Nas prateleiras da loja de Cedofeita, a preocupação com o ambiente é visível: “O café do México, da Etiópia e da Nicarágua e os chás do Sri Lanka e da Índia são totalmente biológicos. As tintas utilizadas nos objectos artesanais são naturais e o papel não é feito com a madeira das árvores, mas sim com plantas invasoras, como o jacinto de água.” – Explica Sara Fonseca. Desde que apareceu no Porto, há cinco anos, o Comércio Justo tem crescido e tem-se afirmado aos poucos. Iniciativas organizadas pela Reviravolta, como palestras nas


escolas, o coffeebreak ou o Sabores Solidários, têm permitido um estreitamento de laços entre os portuenses e o Comércio Justo. Actualmente, a Loja da Rua de Cedofeita conta com clientes fidelizados, muitos dos quais já com uma consciência social e ambiental, como revela Sara Fonseca: “Temos clientes desde os 8 aos 80 anos. Junto dos jovens universitários temos muita receptividade. Nota-se que a nossa clientela é muito preocupada, são pessoas muito curiosas e com alguma sensibilidade para as causas sociais e ambientais”. Mas, apesar de a consciência para as causas sociais ser uma tendência em crescimento, Sara Fonseca admite também que a maioria dos portugueses escolhe o produto tendo em conta apenas o preço: “As pessoas ainda não têm muita consciência de analisar os produtos que compram. Quando compramos um produto temos de pensar com que recursos humanos e recursos ambientais foi feito. As pessoas ainda não têm muito esta preocupação, normalmente é o produto que vale e o preço.” Também o vice-presidente da Reviravolta considera que a generalidade dos portugueses ainda não é receptiva ao Comércio Justo porque não é exigente nas escolhas que faz: “Os portugueses não estão habituados a questionar. Nem os seus governantes, nem a origem dos produtos que consomem. Para além disso, atravessamos uma grande crise económica e por isso é natural que as pessoas optem pelo que é mais barato” – revela Guilherme Rietsch Monteiro. As Lojas do Comércio Justo mundiais vendem, anualmente, produtos no valor de 92 milhões de euros. As receitas das vendas contribuem para tornar a vida dos produtores mais digna. A cooperativa mexicana de café Uciri (União de Comunidades Indígenas da Região do Istmo), por exemplo, criou, graças ao comércio justo, uma rede sanitária e um programa de medicina natural. O comércio justo coexiste com um consumo desenfreado mas, mesmo assim tem conseguido avanços na tentativa de tornar o comércio mais ético. Por isso, há uma questão que se impõe: será o comércio justo o comércio do futuro? Para Guilherme Monteiro, o Comércio Justo não é uma utopia, mas as preocupações com o lucro são um entrave à humanização do comércio: “O Comércio Justo já resolve os problemas de milhares de pessoas, por isso não é uma utopia. Se houver interesse e vontade política, pode ter um futuro risonho. O clímax do Comércio Justo seria a extinção das organizações que hoje o suportam, quando todo o Comércio fosse justo.”

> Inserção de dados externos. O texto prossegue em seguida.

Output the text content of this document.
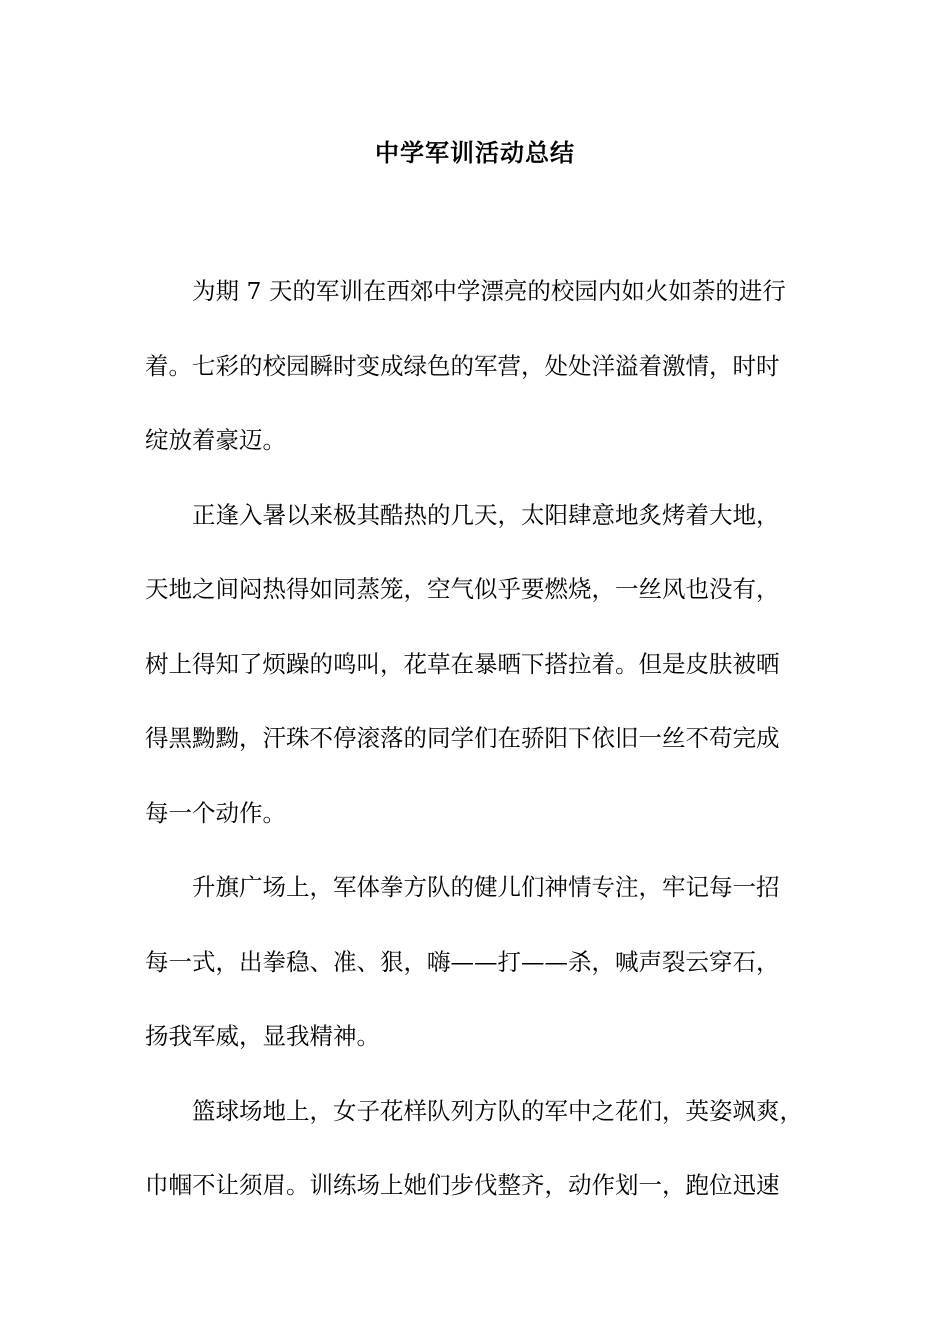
中学军训活动总结

为期 7 天的军训在西郊中学漂亮的校园内如火如荼的进行
着。七彩的校园瞬时变成绿色的军营，处处洋溢着激情，时时
绽放着豪迈。

正逢入暑以来极其酷热的几天，太阳肆意地炙烤着大地，
天地之间闷热得如同蒸笼，空气似乎要燃烧，一丝风也没有，
树上得知了烦躁的鸣叫，花草在暴晒下搭拉着。但是皮肤被晒
得黑黝黝，汗珠不停滚落的同学们在骄阳下依旧一丝不苟完成
每一个动作。

升旗广场上，军体拳方队的健儿们神情专注，牢记每一招
每一式，出拳稳、准、狠，嗨——打——杀，喊声裂云穿石，
扬我军威，显我精神。

篮球场地上，女子花样队列方队的军中之花们，英姿飒爽，
巾帼不让须眉。训练场上她们步伐整齐，动作划一，跑位迅速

“A crise que atravessamos agora poderia ser um contributo para mudar as regras. É em períodos de crise, que novas soluções surgem. Mas as medidas que têm surgido para salvar a crise não impõem a contra partida de alterar as regras. E por isso, qualquer medida que ponha as pessoas à frente do lucro, terá sérias dificuldades em vingar.” – Concluiu o vice-presidente da Reviravolta. Sara Fonseca considera que aos poucos vão sendo dados grandes passos para tornar o comércio mais ético: “Temos consciência que somos uma gota no oceano, mas vamos mudando o mundo de algumas pessoas. (…) No parlamento europeu só se bebe café de comércio justo. Nota-se que as grandes empresas já têm alguma responsabilidade social e os clientes já começam a exercer alguma pressão para que estas empresas tenham algum cuidado na confecção dos seus produtos.” “Eu espero que o comércio justo um dia desapareça, porque queremos que o comércio justo esteja já difundido em todo o mundo” – acrescenta. O Comércio Justo convive com uma sociedade consumista mas que, aos poucos, começa a despertar para as causas sociais e ambientais. As lojas do Mundo, como a da Rua de Cedofeita, mais do que produtos, vendem histórias. As prateleiras estão recheadas de cores e de sabores do mundo que buscam uma maior justiça, solidariedade e igualdade.